Mygale (novel)
- English-language cover for Tarantula (translation of French Mygale)
- Author: Thierry Jonquet
- Language: French
- Genre: Science fiction
- Publisher: Editions Gallimard
- Publication date: 1984
- Publication place: France
- Media type: Print
- ISBN: 978-2-07-039274-2

= Tarantula (novel) =

1984 novel by Thierry Jonquet

Mygale is a crime sci-fi thriller novel by Thierry Jonquet, first published in France by Editions Gallimard in 1984, and then in the United States in 2003 by City Lights. Its English translation was also published by Serpent's Tail in the United Kingdom and North America in 2005 as Tarantula, and it has also been released under the title The Skin I Live In, the title of Pedro Almodóvar's film of the same name, which was inspired by the novel.

==Plot==
Richard Lafargue is a renowned plastic surgeon keeping a young woman, "Eve", locked against her will in his villa. Alex Barny, a wanted fugitive after robbing a bank, decides to change the look of his face in order to avoid capture. He contacts Lafargue about the procedure and arranges to meet at his home.

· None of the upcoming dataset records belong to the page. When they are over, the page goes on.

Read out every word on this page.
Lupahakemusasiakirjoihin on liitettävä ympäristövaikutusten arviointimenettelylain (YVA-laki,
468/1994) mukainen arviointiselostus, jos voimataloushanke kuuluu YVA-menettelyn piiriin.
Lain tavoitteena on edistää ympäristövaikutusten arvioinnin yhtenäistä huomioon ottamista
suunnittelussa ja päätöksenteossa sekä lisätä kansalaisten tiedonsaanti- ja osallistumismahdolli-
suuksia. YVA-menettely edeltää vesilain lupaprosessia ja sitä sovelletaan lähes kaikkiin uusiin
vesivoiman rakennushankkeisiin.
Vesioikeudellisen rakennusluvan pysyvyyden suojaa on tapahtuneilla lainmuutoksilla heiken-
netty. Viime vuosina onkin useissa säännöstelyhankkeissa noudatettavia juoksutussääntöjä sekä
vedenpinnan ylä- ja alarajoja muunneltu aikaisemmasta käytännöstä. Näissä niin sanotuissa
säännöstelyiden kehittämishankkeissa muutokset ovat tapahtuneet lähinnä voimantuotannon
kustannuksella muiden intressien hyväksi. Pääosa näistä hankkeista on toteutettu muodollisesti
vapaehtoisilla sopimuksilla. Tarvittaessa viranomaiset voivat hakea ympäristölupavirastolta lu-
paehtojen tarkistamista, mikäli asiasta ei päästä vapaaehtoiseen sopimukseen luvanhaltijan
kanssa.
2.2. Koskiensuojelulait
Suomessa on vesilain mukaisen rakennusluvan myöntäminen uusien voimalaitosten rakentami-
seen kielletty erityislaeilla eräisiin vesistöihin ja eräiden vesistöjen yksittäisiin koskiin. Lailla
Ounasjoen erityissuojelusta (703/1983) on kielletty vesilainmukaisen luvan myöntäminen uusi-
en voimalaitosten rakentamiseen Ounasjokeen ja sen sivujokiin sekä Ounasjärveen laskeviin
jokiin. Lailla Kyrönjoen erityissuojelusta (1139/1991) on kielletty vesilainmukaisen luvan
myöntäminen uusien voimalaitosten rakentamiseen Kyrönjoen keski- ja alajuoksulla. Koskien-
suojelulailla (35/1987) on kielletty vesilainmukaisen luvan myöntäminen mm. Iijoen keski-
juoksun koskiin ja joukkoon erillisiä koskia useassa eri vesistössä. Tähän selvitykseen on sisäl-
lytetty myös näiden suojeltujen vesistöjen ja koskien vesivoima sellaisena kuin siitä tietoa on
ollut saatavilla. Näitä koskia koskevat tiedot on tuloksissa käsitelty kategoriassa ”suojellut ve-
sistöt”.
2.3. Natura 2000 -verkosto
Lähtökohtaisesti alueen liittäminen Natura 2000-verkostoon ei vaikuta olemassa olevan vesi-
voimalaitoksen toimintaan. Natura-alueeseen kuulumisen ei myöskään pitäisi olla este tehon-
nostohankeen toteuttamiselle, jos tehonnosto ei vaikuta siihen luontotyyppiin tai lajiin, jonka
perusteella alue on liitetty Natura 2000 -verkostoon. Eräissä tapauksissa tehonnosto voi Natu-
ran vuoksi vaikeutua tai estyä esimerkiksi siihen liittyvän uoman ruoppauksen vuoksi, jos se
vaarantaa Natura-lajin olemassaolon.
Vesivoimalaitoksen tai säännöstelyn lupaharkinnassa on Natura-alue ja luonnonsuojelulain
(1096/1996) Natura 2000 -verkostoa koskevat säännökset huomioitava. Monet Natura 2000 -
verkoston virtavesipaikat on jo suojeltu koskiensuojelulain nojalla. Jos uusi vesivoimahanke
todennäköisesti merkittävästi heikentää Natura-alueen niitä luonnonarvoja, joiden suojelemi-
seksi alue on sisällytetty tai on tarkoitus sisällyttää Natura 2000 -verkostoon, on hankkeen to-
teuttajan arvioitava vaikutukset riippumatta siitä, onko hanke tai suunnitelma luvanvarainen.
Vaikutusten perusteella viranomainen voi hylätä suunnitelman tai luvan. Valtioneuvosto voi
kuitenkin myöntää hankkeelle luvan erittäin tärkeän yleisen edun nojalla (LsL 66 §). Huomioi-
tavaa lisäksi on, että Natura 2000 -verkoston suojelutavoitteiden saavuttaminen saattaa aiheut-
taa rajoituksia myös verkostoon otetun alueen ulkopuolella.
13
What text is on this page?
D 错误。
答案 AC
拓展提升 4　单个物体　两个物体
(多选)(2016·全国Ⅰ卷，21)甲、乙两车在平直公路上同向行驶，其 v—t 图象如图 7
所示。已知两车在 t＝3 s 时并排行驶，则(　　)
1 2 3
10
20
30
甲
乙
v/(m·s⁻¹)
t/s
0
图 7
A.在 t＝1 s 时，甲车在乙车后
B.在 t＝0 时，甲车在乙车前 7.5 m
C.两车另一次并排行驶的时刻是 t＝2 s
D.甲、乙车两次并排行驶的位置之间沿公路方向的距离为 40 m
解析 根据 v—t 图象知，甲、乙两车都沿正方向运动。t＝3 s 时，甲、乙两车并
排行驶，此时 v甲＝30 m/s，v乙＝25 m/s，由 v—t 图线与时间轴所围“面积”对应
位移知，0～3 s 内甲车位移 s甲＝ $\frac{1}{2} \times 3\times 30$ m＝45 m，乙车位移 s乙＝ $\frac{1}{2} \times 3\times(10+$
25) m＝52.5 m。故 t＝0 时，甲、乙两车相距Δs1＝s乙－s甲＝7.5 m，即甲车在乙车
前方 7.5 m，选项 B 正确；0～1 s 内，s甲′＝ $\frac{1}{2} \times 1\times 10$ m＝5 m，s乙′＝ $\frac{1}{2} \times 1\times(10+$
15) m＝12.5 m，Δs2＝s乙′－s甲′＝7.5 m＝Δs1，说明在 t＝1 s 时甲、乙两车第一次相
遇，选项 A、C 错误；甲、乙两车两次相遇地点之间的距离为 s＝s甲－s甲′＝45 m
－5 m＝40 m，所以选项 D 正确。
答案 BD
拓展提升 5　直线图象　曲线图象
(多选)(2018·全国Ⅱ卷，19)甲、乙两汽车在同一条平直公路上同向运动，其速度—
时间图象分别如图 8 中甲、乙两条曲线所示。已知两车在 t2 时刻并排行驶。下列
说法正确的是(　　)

Another story surrounding a young man named Vincent Moreau is also told via first person narrative. After raping Lafargue's daughter (resulting in her mental and emotional deterioration), Vincent is captured and imprisoned by the plastic surgeon. At first, Vincent does not know the identity of his captor, but discovers it after suffering a series of brutal and twisted acts of torture.

Eventually, it is revealed that "Eve" is actually Vincent. As both an act of revenge and an attempt to replace the daughter that was destroyed, Lafargue performs a sex change operation on the imprisoned Vincent, and forces him to live as his wife. Throughout the story, Vincent struggles with the horror of what was done to him and the erasure of his own identity. He maintains fragments of his personality, and seems to despise Lafargue at times.

In the final sequence, Alex arrives at Lafargue's home, but meets Vincent, transformed as Eve. Vincent instantly recognizes Alex as his former criminal accomplice, who was also present during the rape of Lafargue's daughter. During an altercation, Lafargue shoots and kills Alex in front of Vincent. Vincent appears to have given up on holding on to his former identity and desire to escape when he submits to becoming Eve and helps Lafargue cover up the incident.

==Reception==
The cover of the US release has a blurb from a review from The Washington Post, calling the book, "An unholy collaboration between Sade and Sartre, with occasional comic interventions by that honorary Frenchman Jerry Lewis."

==Film==
Mygale also inspired the 2011 film The Skin I Live In.